The great part of this era is the endless array of autodidactic opportunities easier to access than ever before. It was already endless in previous eras, but the pace was slower, and the scope of what individuals can accomplish themselves was more limited. If I had the money and time for example, I could build my own personal MDx lab that was just impossible in the 1970's; it wouldn't be CLIA certified, but I could test to my heart's content. People talking about the "curse of immortality" speak an alien tongue to me.


People worked fewer hours in preindustrial society[1], and people had more time off, as well.

[1] http://groups.csail.mit.edu/mac/users/rauch/worktime/hours_w...


The author makes the mistake of projecting their modern attitude towards free time towards those living in preindustrial societies to conclude that people were better off as peasants that overworked factory workers. Every example of industrialization in history proves this wrong, however. Poor farmers that move to cities aren't idiots. They move to terrible factory jobs because it's what benefits them are their families the most. Any moderate illness, accident, or natural disaster spark disaster for a poor farmer's family, so they'd prefer to work a shitty factory job for 80 hours a day for the sake of the small amount of security.


> Poor farmers that move to cities aren't idiots. They move to terrible factory jobs because it's what benefits them are their families the most.

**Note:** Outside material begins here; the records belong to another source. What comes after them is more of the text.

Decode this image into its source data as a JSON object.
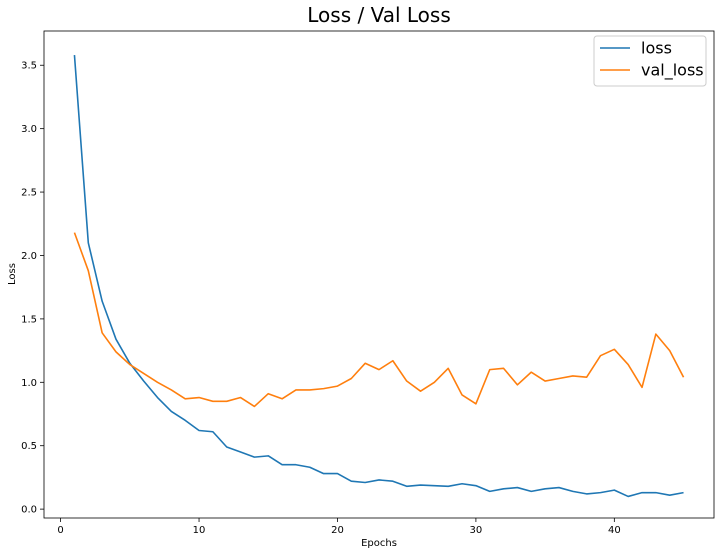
{
  "chart_data": {
    "type": "line",
    "title": "Loss / Val Loss",
    "xlabel": "Epochs",
    "ylabel": "Loss",
    "xlim": [
      -1.2,
      47.2
    ],
    "ylim": [
      -0.07,
      3.77
    ],
    "xticks": [
      0,
      10,
      20,
      30,
      40
    ],
    "yticks": [
      0.0,
      0.5,
      1.0,
      1.5,
      2.0,
      2.5,
      3.0,
      3.5
    ],
    "ytick_labels": [
      "0.0",
      "0.5",
      "1.0",
      "1.5",
      "2.0",
      "2.5",
      "3.0",
      "3.5"
    ],
    "grid": false,
    "legend_position": "top-right",
    "x": [
      1,
      2,
      3,
      4,
      5,
      6,
      7,
      8,
      9,
      10,
      11,
      12,
      13,
      14,
      15,
      16,
      17,
      18,
      19,
      20,
      21,
      22,
      23,
      24,
      25,
      26,
      27,
      28,
      29,
      30,
      31,
      32,
      33,
      34,
      35,
      36,
      37,
      38,
      39,
      40,
      41,
      42,
      43,
      44,
      45
    ],
    "series": [
      {
        "name": "loss",
        "color": "#1f77b4",
        "values": [
          3.58,
          2.1,
          1.64,
          1.34,
          1.15,
          1.01,
          0.88,
          0.77,
          0.7,
          0.62,
          0.61,
          0.49,
          0.45,
          0.41,
          0.42,
          0.35,
          0.35,
          0.33,
          0.28,
          0.28,
          0.22,
          0.21,
          0.23,
          0.22,
          0.18,
          0.19,
          0.185,
          0.18,
          0.2,
          0.185,
          0.14,
          0.16,
          0.17,
          0.14,
          0.16,
          0.17,
          0.14,
          0.12,
          0.13,
          0.15,
          0.1,
          0.13,
          0.13,
          0.11,
          0.13
        ]
      },
      {
        "name": "val_loss",
        "color": "#ff7f0e",
        "values": [
          2.18,
          1.88,
          1.39,
          1.24,
          1.14,
          1.07,
          1.0,
          0.94,
          0.87,
          0.88,
          0.85,
          0.85,
          0.88,
          0.81,
          0.91,
          0.87,
          0.94,
          0.94,
          0.95,
          0.97,
          1.03,
          1.15,
          1.1,
          1.17,
          1.01,
          0.93,
          1.0,
          1.11,
          0.9,
          0.83,
          1.1,
          1.11,
          0.98,
          1.08,
          1.01,
          1.03,
          1.05,
          1.04,
          1.21,
          1.26,
          1.14,
          0.96,
          1.38,
          1.25,
          1.04
        ]
      }
    ]
  }
}
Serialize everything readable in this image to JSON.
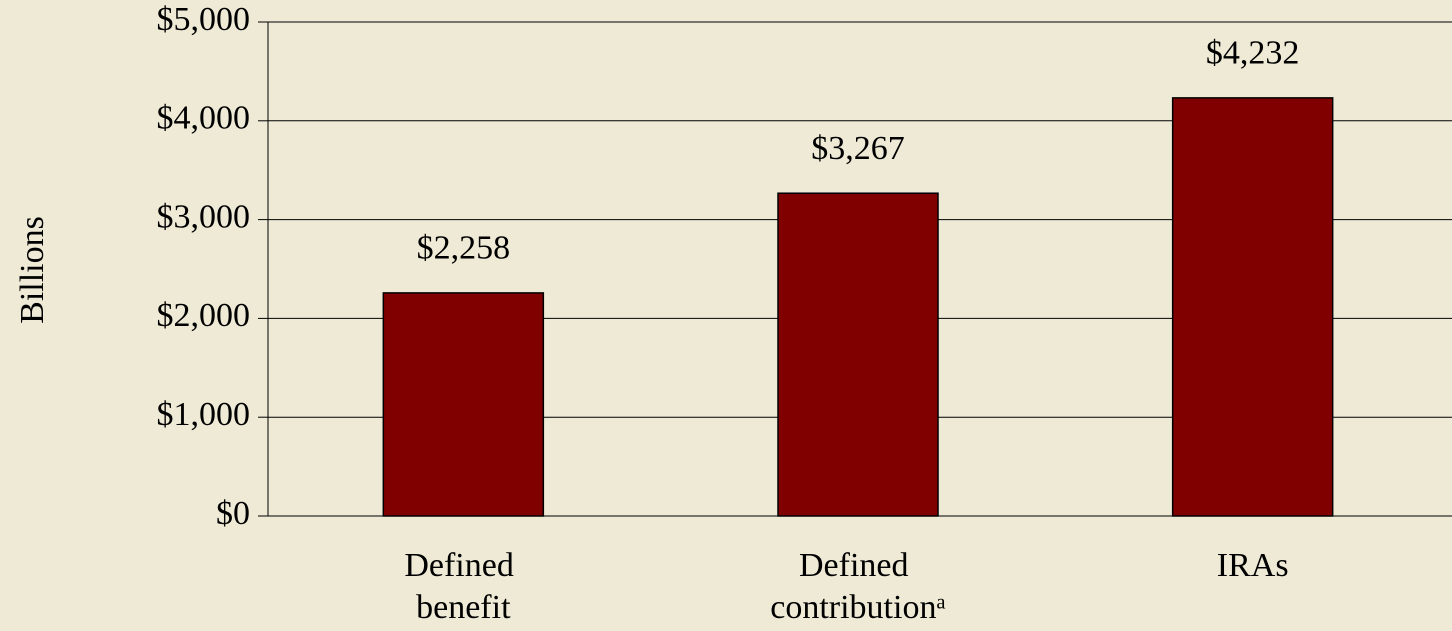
{
  "chart_data": {
    "type": "bar",
    "y_label": "Billions",
    "categories": [
      "Defined benefit",
      "Defined contributionᵃ",
      "IRAs"
    ],
    "values": [
      2258,
      3267,
      4232
    ],
    "value_labels": [
      "$2,258",
      "$3,267",
      "$4,232"
    ],
    "color": "#800000",
    "ylim": [
      0,
      5000
    ],
    "yticks": [
      {
        "value": 0,
        "label": "$0"
      },
      {
        "value": 1000,
        "label": "$1,000"
      },
      {
        "value": 2000,
        "label": "$2,000"
      },
      {
        "value": 3000,
        "label": "$3,000"
      },
      {
        "value": 4000,
        "label": "$4,000"
      },
      {
        "value": 5000,
        "label": "$5,000"
      }
    ],
    "grid": true
  }
}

That might be the case today, but at the beginning of the Industrial Revolution, it was less so. What drove people who might have been subsistence farmers in the past to work in factories were deliberate policies to privatize the land common people needed to work in order to survive, along with laws that made previously landed people landless and criminalizing their abilities to sustain themselves. Early factories were known to maim and kill, the hours were long, cities were full of deadly disease and the quality of life upgrade you might see today didn't exist as wages were so low. People needed to be incentivized to work in factories, and it wasn't fair compensation that was the incentive. The incentive was being driven from the lands that had sustained workers and their ways of life for generations, and systems of laws that forced them into workhouses.

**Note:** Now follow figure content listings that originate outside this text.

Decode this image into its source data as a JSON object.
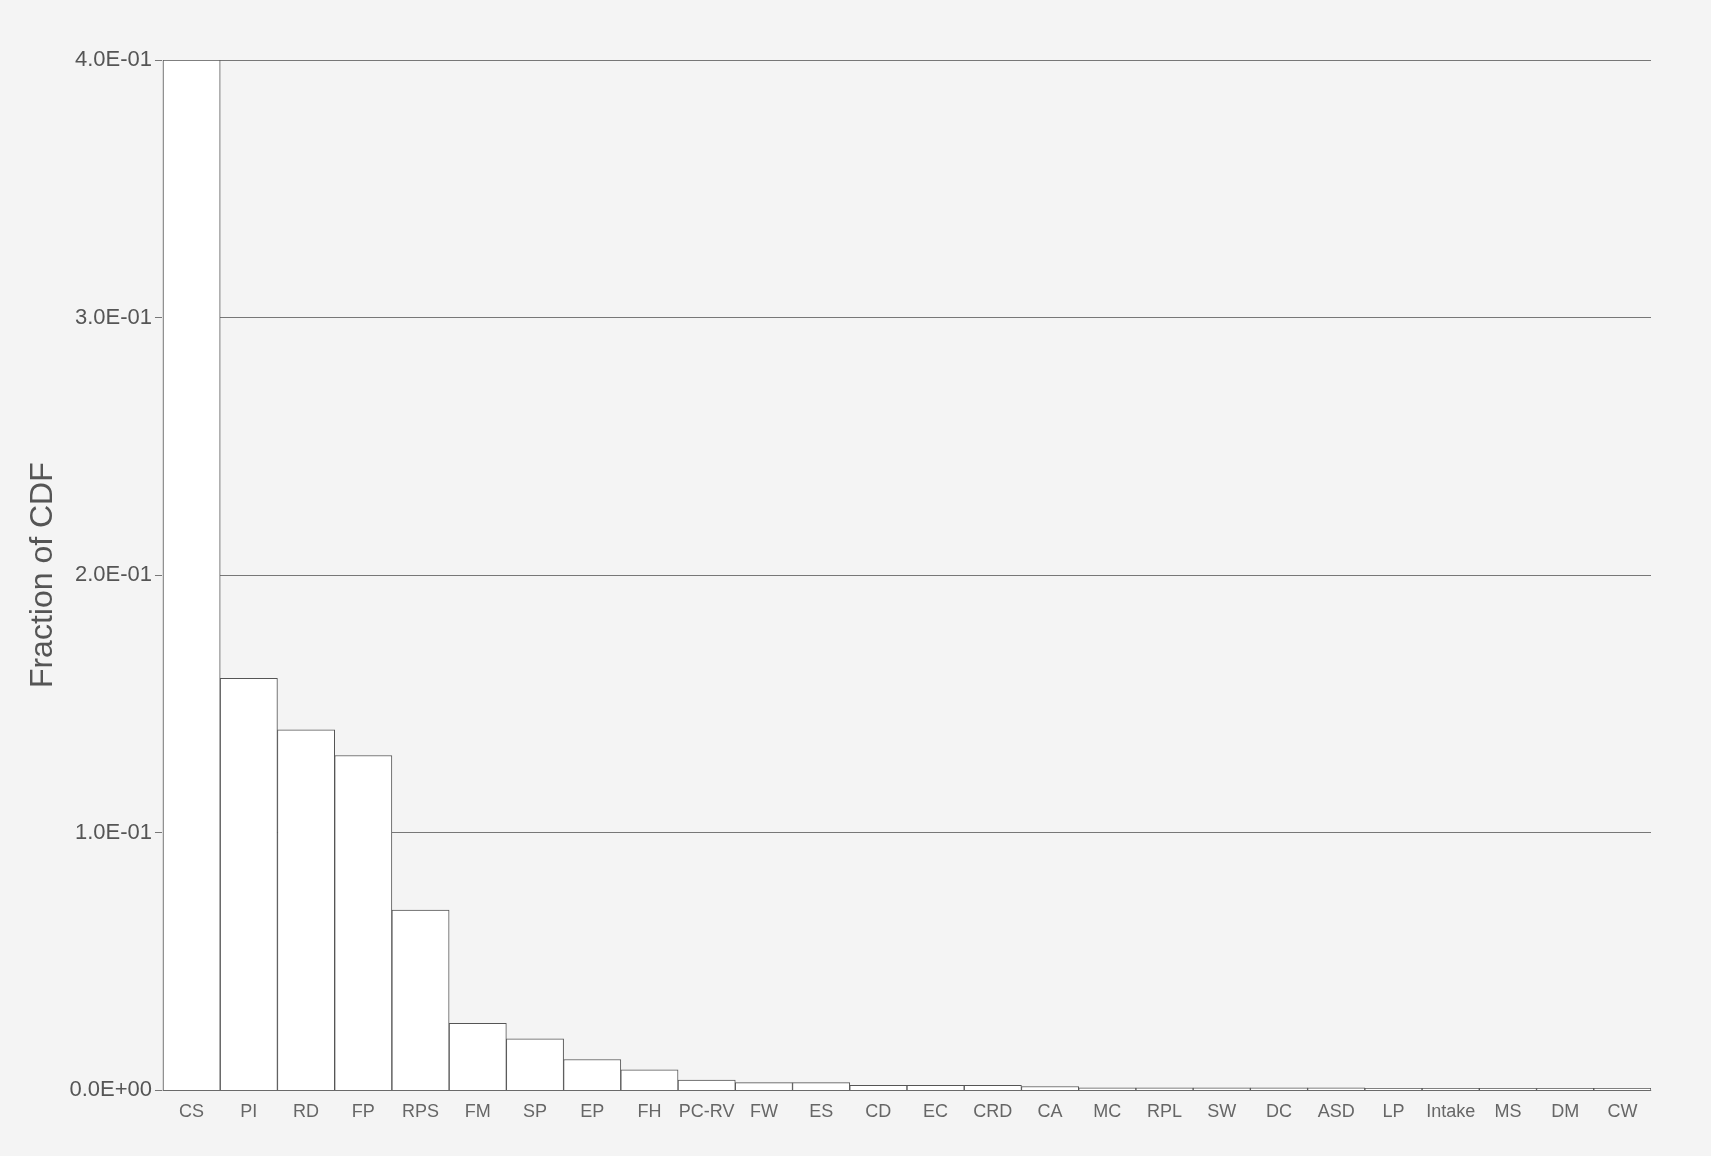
{
  "chart_data": {
    "type": "bar",
    "ylabel": "Fraction of CDF",
    "categories": [
      "CS",
      "PI",
      "RD",
      "FP",
      "RPS",
      "FM",
      "SP",
      "EP",
      "FH",
      "PC-RV",
      "FW",
      "ES",
      "CD",
      "EC",
      "CRD",
      "CA",
      "MC",
      "RPL",
      "SW",
      "DC",
      "ASD",
      "LP",
      "Intake",
      "MS",
      "DM",
      "CW"
    ],
    "values": [
      0.4,
      0.16,
      0.14,
      0.13,
      0.07,
      0.026,
      0.02,
      0.012,
      0.008,
      0.004,
      0.003,
      0.003,
      0.002,
      0.002,
      0.002,
      0.0015,
      0.001,
      0.001,
      0.001,
      0.001,
      0.001,
      0.0008,
      0.0008,
      0.0008,
      0.0008,
      0.0008
    ],
    "color": "#ffffff",
    "ylim": [
      0,
      0.4
    ],
    "yticks": [
      {
        "value": 0,
        "label": "0.0E+00"
      },
      {
        "value": 0.1,
        "label": "1.0E-01"
      },
      {
        "value": 0.2,
        "label": "2.0E-01"
      },
      {
        "value": 0.3,
        "label": "3.0E-01"
      },
      {
        "value": 0.4,
        "label": "4.0E-01"
      }
    ],
    "grid": "y",
    "legend": false
  }
}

I wish I remembered the quote from around that time, but from memory it went something like, "It might take a commoner a weekend to make himself shoes that will last him years for free, but for that same person working a factory, it would take a month's wages just to buy a pair of shoes that fall apart in the rain."


>What drove people who might have been subsistence farmers in the past to work in factories were deliberate policies to privatize the land common people needed to work in order to survive, along with laws that made previously landed people landless and criminalizing their abilities to sustain themselves.

Enclosure laws certainly were a massive factor into workers moving to factories. However, I reject the Marxist historian's implication that some aristocrats we're inspired by capitalist ideals to become greedy, which allowed them to take lands from the poor farmers. Rather, they were always this greedy, and market conditions simply let them actualize that greed.

The Black Plague decimated the population of Europe, which allowed the peasants to gain more leverage and gave them common land. However, by the early 1600s (https://en.m.wikipedia.org/wiki/Demography_of_England#Histor...), the population had grown back to its height, and the aristocrats had the leverage to claw back these privileges. Indeed, that was when the first formal enclosure acts were introduced (https://en.m.wikipedia.org/wiki/Enclosure).

Moreover, my point about preindustrial/early industrial workers not placing much importance in free time still stands. They could have worked for the enclosure and had more free time but still chose factory work.


I witnessed this on a trip to Vietnam 15 years ago, the rural kids had a life of leisure but much less material wealth. The city kids (or farm kids moved to the city) worked for more but had cell phones and scooters (cars in the west), they could ride their scooter to the KFC.